I am using PySpark and have some troubles figuring out why merging two RDDs fails for me if the RDDs contain long strings.
In particular, I have two RDDs with the structure
rdd1 = ([key1, [string11, string12]], [key2, [string21, string22]], ...)
rdd2 = ([key1, [string13, string14, string15]], [key2, [string23, string24, string25]], ...)
where the strings can become quite long (i.e., they are worth a few MB). My final aim is to get a new "merged and flattened" RDD with the content
rdd3 = ([key1, string11, string12, string13, string14, string15], [key2, string21, string22, string23, string24, string25], ...)
For this purpose I use the Python command
rdd3 = sparkContext.union([rdd1, rdd2]).groupByKey() \
.mapValues(lambda x: list(x)).map(lambda x: [x[0]] + list(x[1][0]) + list(x[1][1]))
It seems like a simple task and, indeed, this command works well if the strings are small. However, for very long strings the order of the resulting RDD is suddenly mixed up in a seemingly random way like
rdd3 = ([key1, string14, string15, string12, string13, string11], [key2, string21, string22, string24, string25, string23], ...)
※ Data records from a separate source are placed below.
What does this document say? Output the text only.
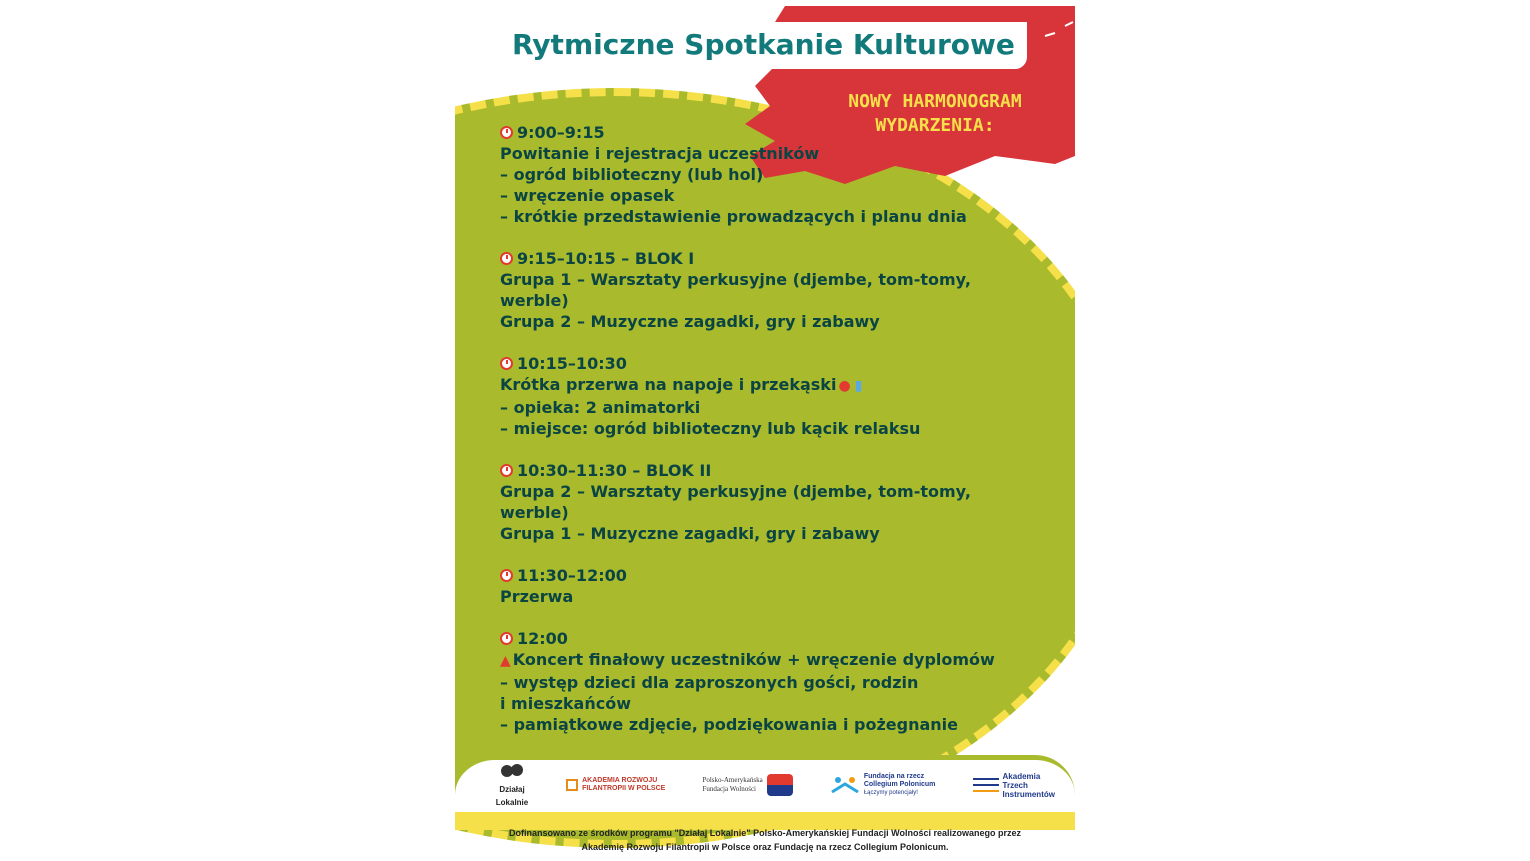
Rytmiczne Spotkanie Kulturowe
NOWY HARMONOGRAM
WYDARZENIA:
9:00–9:15
Powitanie i rejestracja uczestników
– ogród biblioteczny (lub hol)
– wręczenie opasek
– krótkie przedstawienie prowadzących i planu dnia
9:15–10:15 – BLOK I
Grupa 1 – Warsztaty perkusyjne (djembe, tom-tomy,
werble)
Grupa 2 – Muzyczne zagadki, gry i zabawy
10:15–10:30
Krótka przerwa na napoje i przekąski ● ▮
– opieka: 2 animatorki
– miejsce: ogród biblioteczny lub kącik relaksu
10:30–11:30 – BLOK II
Grupa 2 – Warsztaty perkusyjne (djembe, tom-tomy,
werble)
Grupa 1 – Muzyczne zagadki, gry i zabawy
11:30–12:00
Przerwa
12:00
▲ Koncert finałowy uczestników + wręczenie dyplomów
– występ dzieci dla zaproszonych gości, rodzin
i mieszkańców
– pamiątkowe zdjęcie, podziękowania i pożegnanie
Działaj
Lokalnie
AKADEMIA ROZWOJU
FILANTROPII W POLSCE
Polsko-Amerykańska
Fundacja Wolności
Fundacja na rzecz
Collegium Polonicum
Łączymy potencjały!
Akademia
Trzech
Instrumentów
Dofinansowano ze środków programu "Działaj Lokalnie" Polsko-Amerykańskiej Fundacji Wolności realizowanego przez
Akademię Rozwoju Filantropii w Polsce oraz Fundację na rzecz Collegium Polonicum.
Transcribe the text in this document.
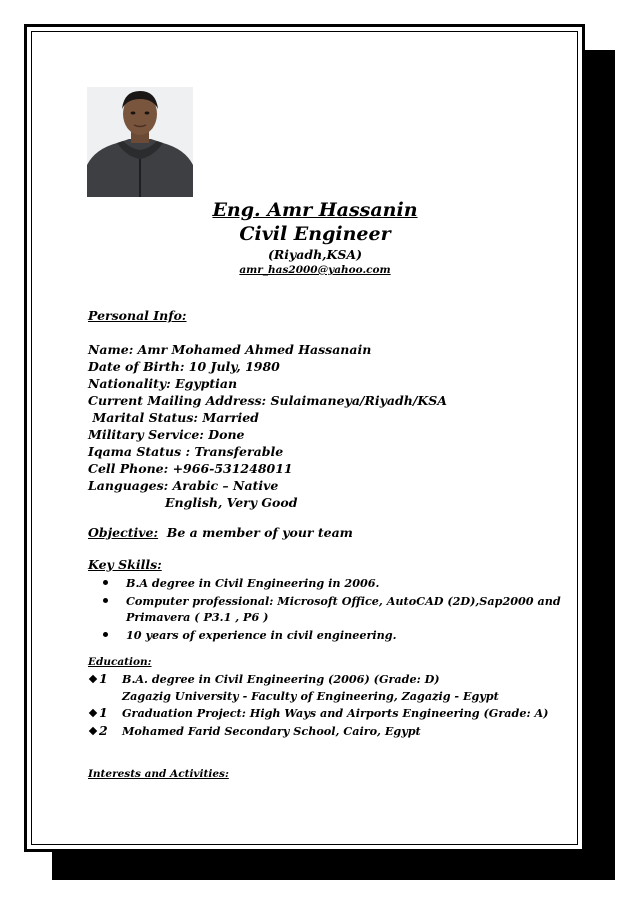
Eng. Amr Hassanin
Civil Engineer
(Riyadh,KSA)
amr_has2000@yahoo.com
Personal Info:
Name: Amr Mohamed Ahmed Hassanain
Date of Birth: 10 July, 1980
Nationality: Egyptian
Current Mailing Address: Sulaimaneya/Riyadh/KSA
Marital Status: Married
Military Service: Done
Iqama Status : Transferable
Cell Phone: +966-531248011
Languages: Arabic – Native
English, Very Good
Objective: Be a member of your team
Key Skills:
B.A degree in Civil Engineering in 2006.
Computer professional: Microsoft Office, AutoCAD (2D),Sap2000 and Primavera ( P3.1 , P6 )
10 years of experience in civil engineering.
Education:
1 B.A. degree in Civil Engineering (2006) (Grade: D)
Zagazig University - Faculty of Engineering, Zagazig - Egypt
1 Graduation Project: High Ways and Airports Engineering (Grade: A)
2 Mohamed Farid Secondary School, Cairo, Egypt
Interests and Activities:
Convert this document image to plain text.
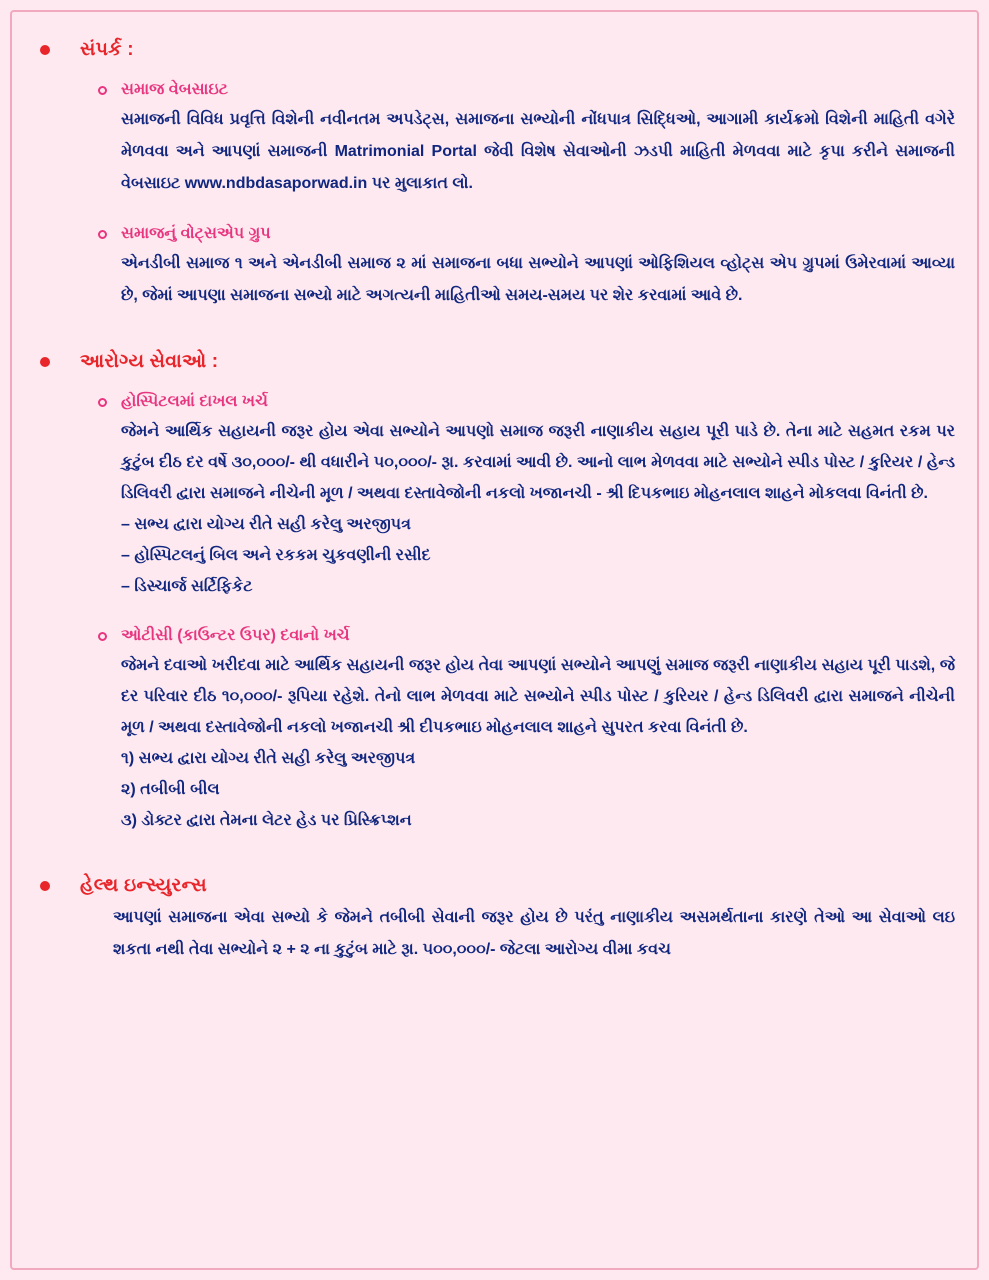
સંપર્ક :
સમાજ વેબસાઇટ
સમાજની વિવિધ પ્રવૃત્તિ વિશેની નવીનતમ અપડેટ્સ, સમાજના સભ્યોની નોંધપાત્ર સિદ્ધિઓ, આગામી કાર્યક્રમો વિશેની માહિતી વગેરે મેળવવા અને આપણાં સમાજની Matrimonial Portal જેવી વિશેષ સેવાઓની ઝડપી માહિતી મેળવવા માટે કૃપા કરીને સમાજની વેબસાઇટ www.ndbdasaporwad.in પર મુલાકાત લો.
સમાજનું વોટ્સએપ ગ્રુપ
એનડીબી સમાજ ૧ અને એનડીબી સમાજ ૨ માં સમાજના બધા સભ્યોને આપણાં ઓફિશિયલ વ્હોટ્સ એપ ગ્રુપમાં ઉમેરવામાં આવ્યા છે, જેમાં આપણા સમાજના સભ્યો માટે અગત્યની માહિતીઓ સમય-સમય પર શેર કરવામાં આવે છે.
આરોગ્ય સેવાઓ :
હોસ્પિટલમાં દાખલ ખર્ચ
જેમને આર્થિક સહાયની જરૂર હોય એવા સભ્યોને આપણો સમાજ જરૂરી નાણાકીય સહાય પૂરી પાડે છે. તેના માટે સહમત રકમ પર કુટુંબ દીઠ દર વર્ષે ૩૦,૦૦૦/- થી વધારીને ૫૦,૦૦૦/- રૂા. કરવામાં આવી છે. આનો લાભ મેળવવા માટે સભ્યોને સ્પીડ પોસ્ટ / કુરિયર / હેન્ડ ડિલિવરી દ્વારા સમાજને નીચેની મૂળ / અથવા દસ્તાવેજોની નકલો ખજાનચી - શ્રી દિપકભાઇ મોહનલાલ શાહને મોકલવા વિનંતી છે.
– સભ્ય દ્વારા યોગ્ય રીતે સહી કરેલુ અરજીપત્ર
– હોસ્પિટલનું બિલ અને રકકમ ચુકવણીની રસીદ
– ડિસ્ચાર્જ સર્ટિફિકેટ
ઓટીસી (કાઉન્ટર ઉપર) દવાનો ખર્ચ
જેમને દવાઓ ખરીદવા માટે આર્થિક સહાયની જરૂર હોય તેવા આપણાં સભ્યોને આપણું સમાજ જરૂરી નાણાકીય સહાય પૂરી પાડશે, જે દર પરિવાર દીઠ ૧૦,૦૦૦/- રૂપિયા રહેશે. તેનો લાભ મેળવવા માટે સભ્યોને સ્પીડ પોસ્ટ / કુરિયર / હેન્ડ ડિલિવરી દ્વારા સમાજને નીચેની મૂળ / અથવા દસ્તાવેજોની નકલો ખજાનચી શ્રી દીપકભાઇ મોહનલાલ શાહને સુપરત કરવા વિનંતી છે.
૧) સભ્ય દ્વારા યોગ્ય રીતે સહી કરેલુ અરજીપત્ર
૨) તબીબી બીલ
૩) ડોક્ટર દ્વારા તેમના લેટર હેડ પર પ્રિસ્ક્રિપ્શન
હેલ્થ ઇન્સ્યુરન્સ
આપણાં સમાજના એવા સભ્યો કે જેમને તબીબી સેવાની જરૂર હોય છે પરંતુ નાણાકીય અસમર્થતાના કારણે તેઓ આ સેવાઓ લઇ શકતા નથી તેવા સભ્યોને ૨ + ૨ ના કુટુંબ માટે રૂા. ૫૦૦,૦૦૦/- જેટલા આરોગ્ય વીમા કવચ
While the union seems to preserve the order, the mixing must occur somewhere between the groupByKey and the map. I think the flattening does not seem to be the problem. But since groupByKey returns a ResultIterable, it is hard to figure out the details. To sum it up, I have no idea what's actually going on here. Can anybody give me a hint? I am currently running Spark on a local test client with a few workers, if that should matter.